Figure 6. Developing hippocampal neurons from Shank3 knockout mice reproduce phenotype of human SHANK3-mutant neurons

A & B) Dendritic arborization (A) and synapse formation (B) are impaired in developing Shank3-deficient mouse neurons (top, representative images of hippocampal neurons (A) and dendritic segments (B); bottom, summary graphs of the indicated dendritic, cellular and synaptic parameters). Neurons cultured from littermate Shank3^+/+, Shank3^+/− or Shank3^−/− mice were stained at 8 days in vitro (DIV8) for MAP2 (red) and synapsin (green). C) Hetero- and homozygous Shank3 deletions increase neuronal input resistance (top), decrease cell capacitance (center), and enhance the resting membrane potential (bottom) in hippocampal neurons cultured from littermate Shank3^+/+, Shank3^+/−, and Shank3^−/− mice and analyzed at DIV8-9. D) Hetero- and homozygous Shank3 deletions impair neuronal I_h-currents in hippocampal neurons at DIV8-9 (left, experimental protocol and sample traces; right, summary graph of the current/voltage relation). E) Hetero- and homozygous Shank3 deletions decelerate I_h-current activation (left top, experimental protocol; left bottom, capacitance- and leak current-subtracted representative traces fitted with the sum of two exponential functions shown superimposed on the traces in yellow; right, summary graphs of activation time constants (τ) and component amplitudes obtained at a test potential of −120 mV). F) Hetero- and homozygous Shank3 deletions render hippocampal neurons hyperexcitable (left, experimental protocol and representative traces of stepwise depolarizing current injections; right, summary plots of the action potential number vs. injected current during current-clamp recordings of neurons analyzed at DIV8-9). Data are means ± SEM. Numbers of cells/cultures analyzed are shown in bars or brackets. Statistical significance was evaluated by one-way ANOVA followed by Tukey’s post hoc test (bar graphs), or two-way repeated measure ANOVA followed by Bonferroni’s post hoc test (I-V plot), (*, p<0.05; **, p<0.01; ***, p<0.001). For additional data, see Fig. S12-S13.

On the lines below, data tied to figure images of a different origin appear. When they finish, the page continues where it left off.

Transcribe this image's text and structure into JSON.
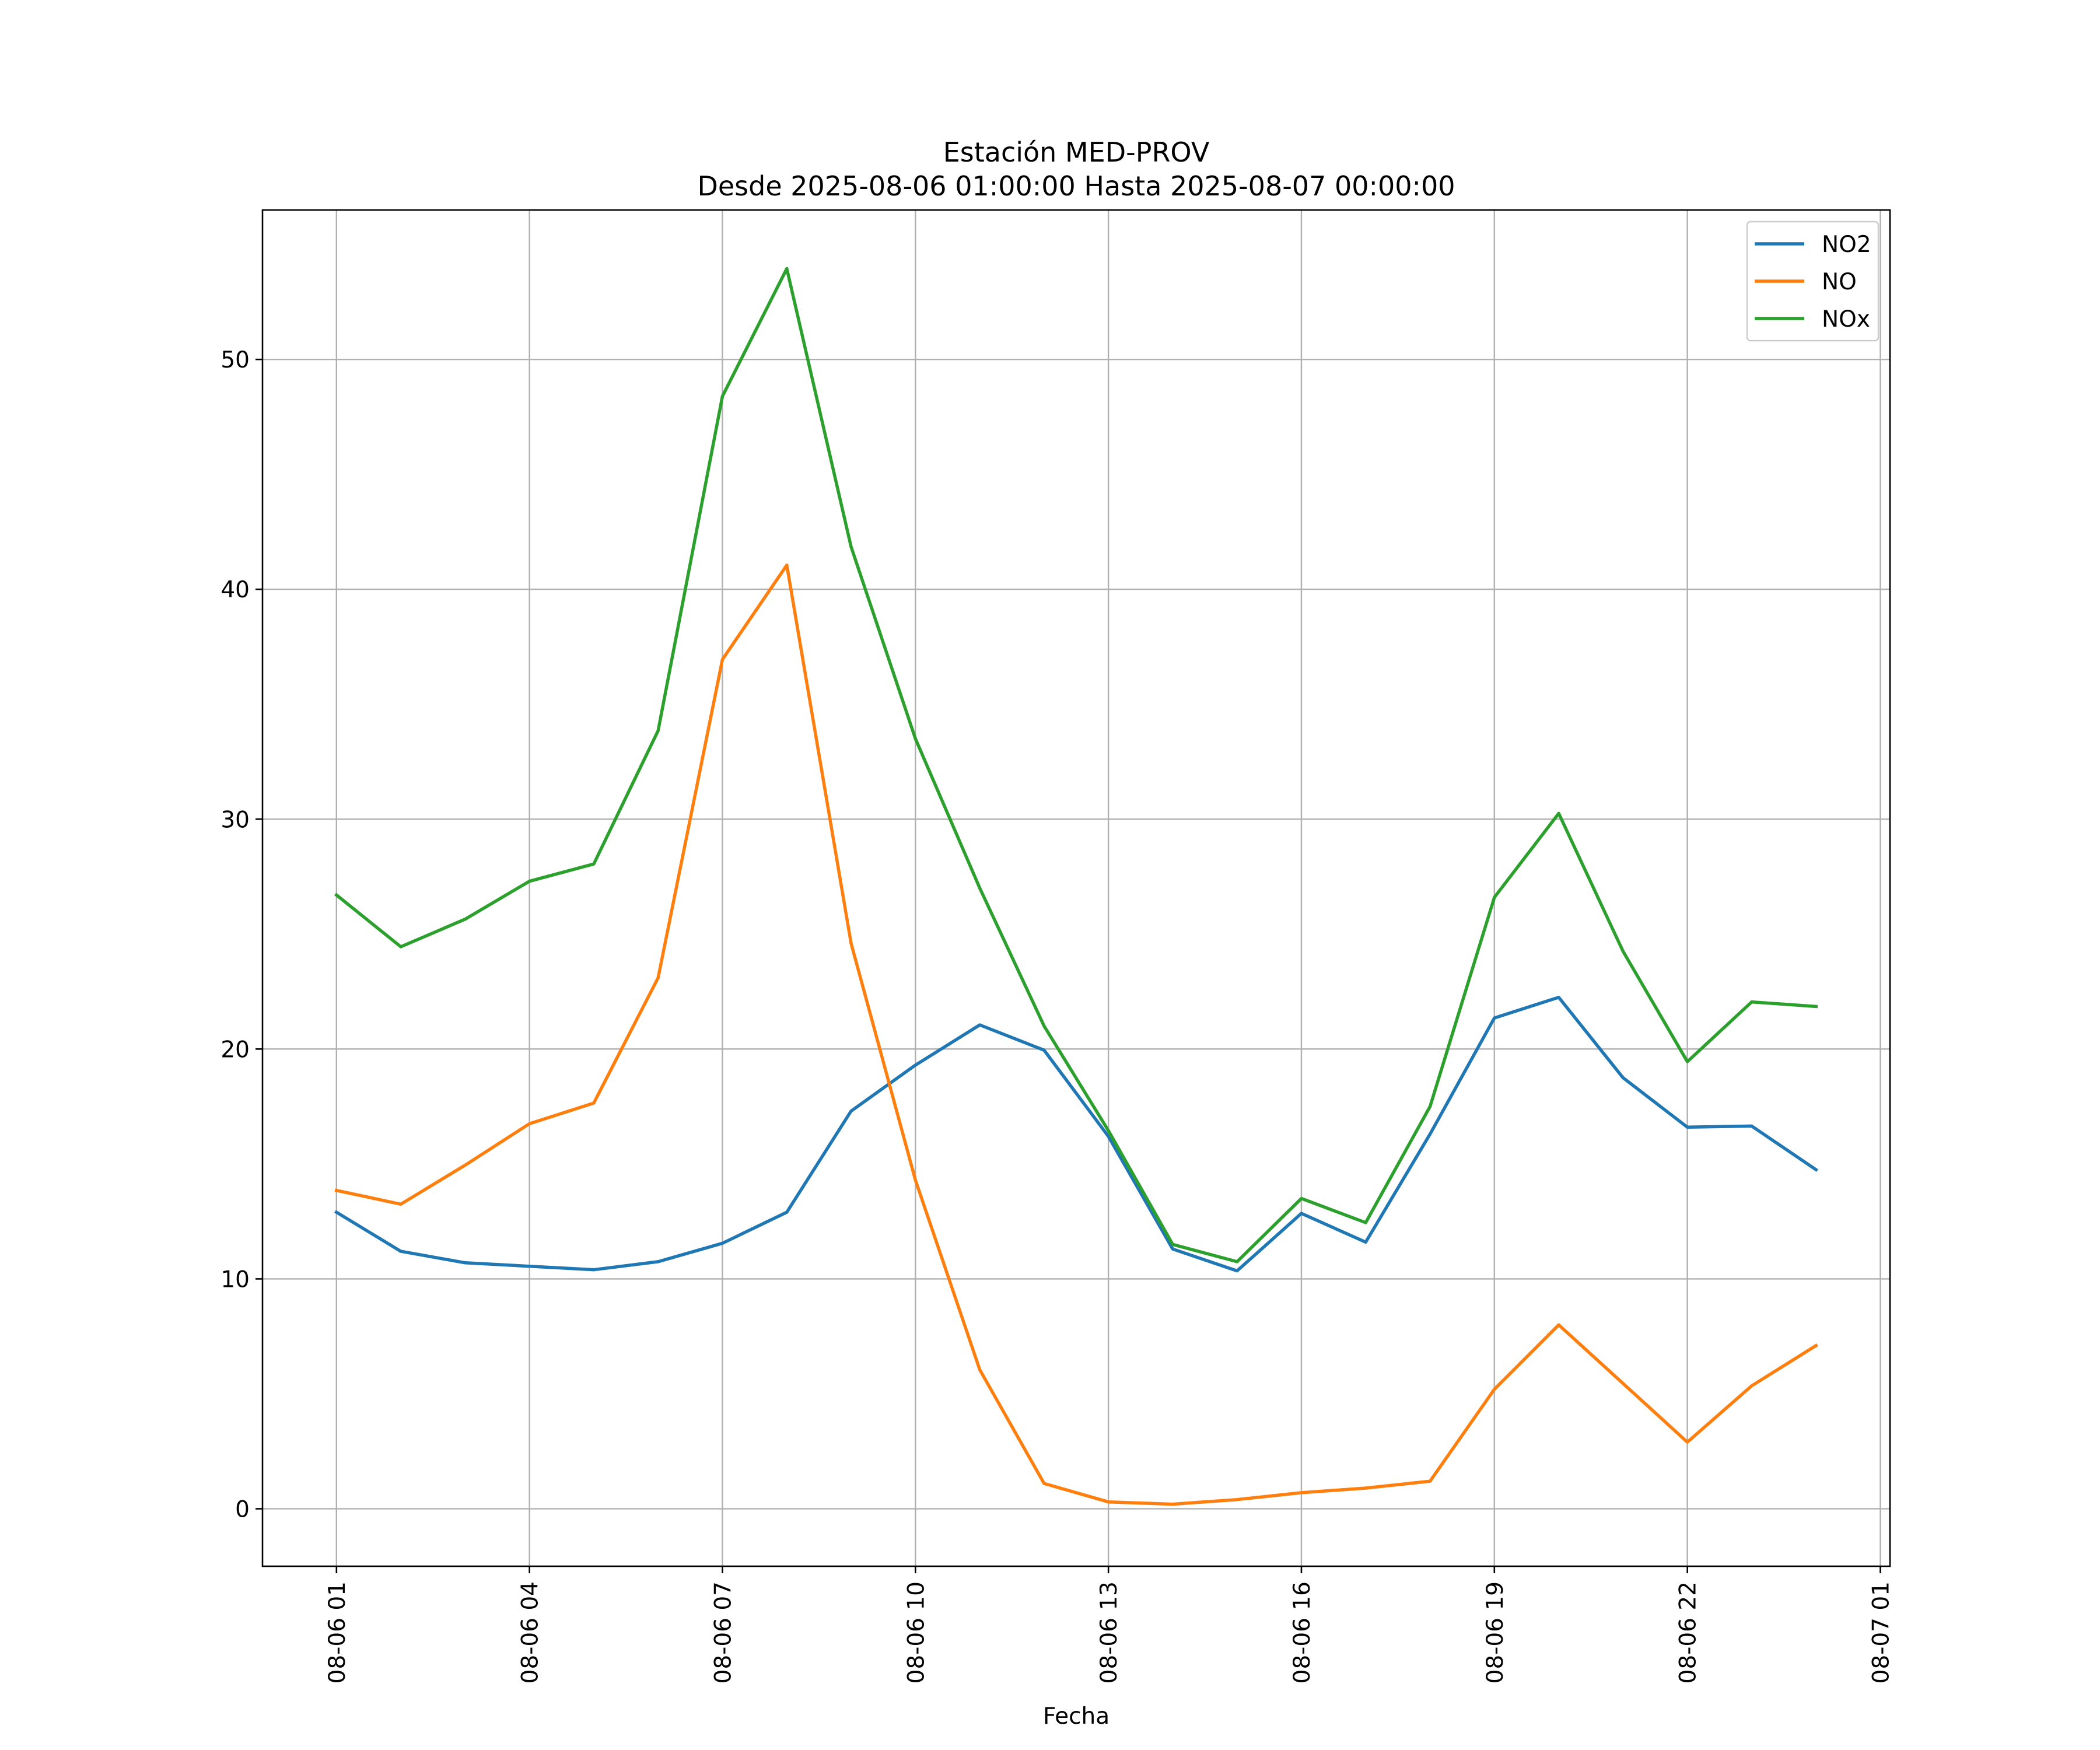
{
  "chart_data": {
    "type": "line",
    "title": "Estación MED-PROV",
    "subtitle": "Desde 2025-08-06 01:00:00 Hasta 2025-08-07 00:00:00",
    "xlabel": "Fecha",
    "ylabel": "",
    "x": [
      "08-06 01",
      "08-06 02",
      "08-06 03",
      "08-06 04",
      "08-06 05",
      "08-06 06",
      "08-06 07",
      "08-06 08",
      "08-06 09",
      "08-06 10",
      "08-06 11",
      "08-06 12",
      "08-06 13",
      "08-06 14",
      "08-06 15",
      "08-06 16",
      "08-06 17",
      "08-06 18",
      "08-06 19",
      "08-06 20",
      "08-06 21",
      "08-06 22",
      "08-06 23",
      "08-07 00"
    ],
    "x_hours": [
      1,
      2,
      3,
      4,
      5,
      6,
      7,
      8,
      9,
      10,
      11,
      12,
      13,
      14,
      15,
      16,
      17,
      18,
      19,
      20,
      21,
      22,
      23,
      24
    ],
    "xlim_hours": [
      -0.15,
      25.15
    ],
    "xticks": [
      {
        "hour": 1,
        "label": "08-06 01"
      },
      {
        "hour": 4,
        "label": "08-06 04"
      },
      {
        "hour": 7,
        "label": "08-06 07"
      },
      {
        "hour": 10,
        "label": "08-06 10"
      },
      {
        "hour": 13,
        "label": "08-06 13"
      },
      {
        "hour": 16,
        "label": "08-06 16"
      },
      {
        "hour": 19,
        "label": "08-06 19"
      },
      {
        "hour": 22,
        "label": "08-06 22"
      },
      {
        "hour": 25,
        "label": "08-07 01"
      }
    ],
    "ylim": [
      -2.5,
      56.5
    ],
    "yticks": [
      0,
      10,
      20,
      30,
      40,
      50
    ],
    "ytick_labels": [
      "0",
      "10",
      "20",
      "30",
      "40",
      "50"
    ],
    "grid": true,
    "legend_position": "top-right",
    "series": [
      {
        "name": "NO2",
        "color": "#1f77b4",
        "values": [
          12.9,
          11.2,
          10.7,
          10.55,
          10.4,
          10.75,
          11.55,
          12.9,
          17.3,
          19.3,
          21.05,
          19.95,
          16.2,
          11.3,
          10.35,
          12.85,
          11.6,
          16.3,
          21.35,
          22.25,
          18.75,
          16.6,
          16.65,
          14.75
        ]
      },
      {
        "name": "NO",
        "color": "#ff7f0e",
        "values": [
          13.85,
          13.25,
          14.95,
          16.75,
          17.65,
          23.1,
          36.95,
          41.05,
          24.6,
          14.3,
          6.05,
          1.1,
          0.3,
          0.2,
          0.4,
          0.7,
          0.9,
          1.2,
          5.2,
          8.0,
          5.45,
          2.9,
          5.35,
          7.1
        ]
      },
      {
        "name": "NOx",
        "color": "#2ca02c",
        "values": [
          26.7,
          24.45,
          25.65,
          27.3,
          28.05,
          33.85,
          48.4,
          53.95,
          41.85,
          33.5,
          27.0,
          21.0,
          16.45,
          11.5,
          10.75,
          13.5,
          12.45,
          17.5,
          26.6,
          30.25,
          24.25,
          19.45,
          22.05,
          21.85
        ]
      }
    ]
  }
}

Figure 7. Chronic inhibition of I_h-currents in human neurons mimics SHANK3 haploinsufficiency phenotype

A) Chronic partial inhibition of I_h-currents in wild-type SHANK3^+/+ neurons causes dendritic arborization defects similar to SHANK3^+/− haploinsufficiency. Matching SHANK3^+/+ and SHANK3^+/− neurons were differentiated from SHANK3^+/cKO ES cells; SHANK3^+/+ neurons were treated with low-dose ZD7288 (1 μM or 5 μM) from day 3-21 of neural induction (top, representative images of neurons double-labeled for MAP2 and synapsin; bottom, summary graphs of indicated parameters normalized to the untreated SHANK3^+/+ control). B) Chronic inhibition of I_h-currents in SHANK3^+/+ neurons decreases synapse numbers. Experiments were performed as described for panel A (left, representative images of dendritic segments double labeled for MAP2 and synapsin; right, summary graphs of density and size of synaptic puncta). C) Chronic inhibition of I_h-currents in SHANK3^+/+ neurons significantly increases input resistance (R_in, top) and decreases cell capacitance (C_m, bottom). Experiments were performed as described for panel A; recordings were performed after washout of ZD7288. D) Chronic inhibition of I_h-currents in SHANK3^+/+ neurons with ZD7288 (1 μM) reduces the frequency and amplitude of spontaneous mEPSCs (top, representative traces; bottom left, summary plots of the interevent interval and summary graph of the mEPSC frequency; bottom right, same for the mEPSC amplitude). Experiments were performed as described for panel A; recordings were performed after washout of ZD7288. Data are means ± SEM. Numbers of cells/cultures analyzed are shown in the bars. Statistical significance was evaluated by Student’s t-test (bar graphs in C and D), one-way ANOVA followed by Tukey’s post hoc test (bar graphs in B), or two-way ANOVA followed by Bonferroni’s post hoc test (bar graphs in A) or Kolmogorov-Smirnov-test (cumulative probability plots in D), (*, p<0.05; **, p<0.01; ***, p<0.001).